Big Data in Medical Science–a Biostatistical View
Part 21 of a Series on Evaluation of Scientific Publications
Background: Inexpensive techniques for measurement and data storage now enable medical researchers to acquire far more data than can conveniently be analyzed by traditional methods. The expression “big data” refers to quantities on the order of magnitude of a terabyte (1012 bytes); special techniques must be used to evaluate such huge quantities of data in a scientifically meaningful way. Whether data sets of this size are useful and important is an open question that currently confronts medical science.
Methods: In this article, we give illustrative examples of the use of analytical techniques for big data and discuss them in the light of a selective literature review. We point out some critical aspects that should be considered to avoid errors when large amounts of data are analyzed.
Results: Machine learning techniques enable the recognition of potentially relevant patterns. When such techniques are used, certain additional steps should be taken that are unnecessary in more traditional analyses; for example, patient characteristics should be differentially weighted.
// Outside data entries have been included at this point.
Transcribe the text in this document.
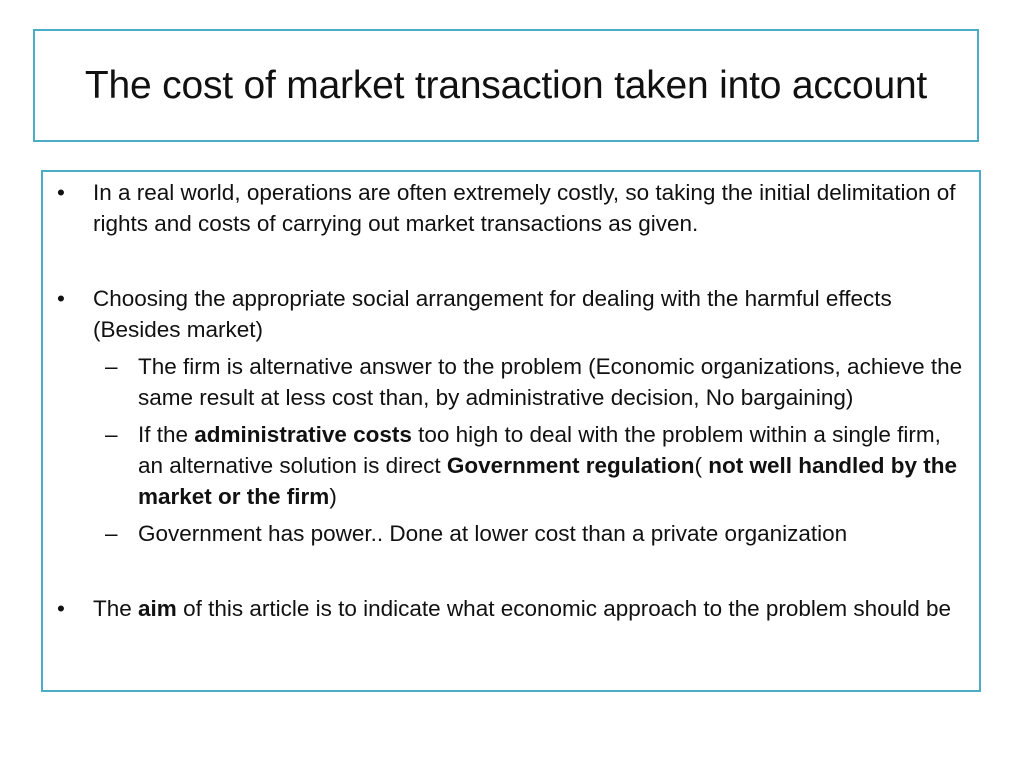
The cost of market transaction taken into account
•	In a real world, operations are often extremely costly, so taking the initial delimitation of rights and costs of carrying out market transactions as given.
•	Choosing the appropriate social arrangement for dealing with the harmful effects (Besides market)
– The firm is alternative answer to the problem (Economic organizations, achieve the same result at less cost than, by administrative decision, No bargaining)
– If the administrative costs too high to deal with the problem within a single firm, an alternative solution is direct Government regulation( not well handled by the market or the firm)
– Government has power.. Done at lower cost than a private organization
•	The aim of this article is to indicate what economic approach to the problem should be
If this is not done as a preliminary step before similarity detection, which is a component of many data analysis operations, characteristics such as age or sex will be weighted no higher than any one out of 10 000 gene expression values. Experience from the analysis of conventional observational data sets can be called upon to draw conclusions about potential causal effects from big data sets.
Conclusion: Big data techniques can be used, for example, to evaluate observational data derived from the routine care of entire populations, with clustering methods used to analyze therapeutically relevant patient subgroups. Such analyses can provide complementary information to clinical trials of the classic type. As big data analyses become more popular, various statistical techniques for causality analysis in observational data are becoming more widely available. This is likely to be of benefit to medical science, but specific adaptations will have to be made according to the requirements of the applications.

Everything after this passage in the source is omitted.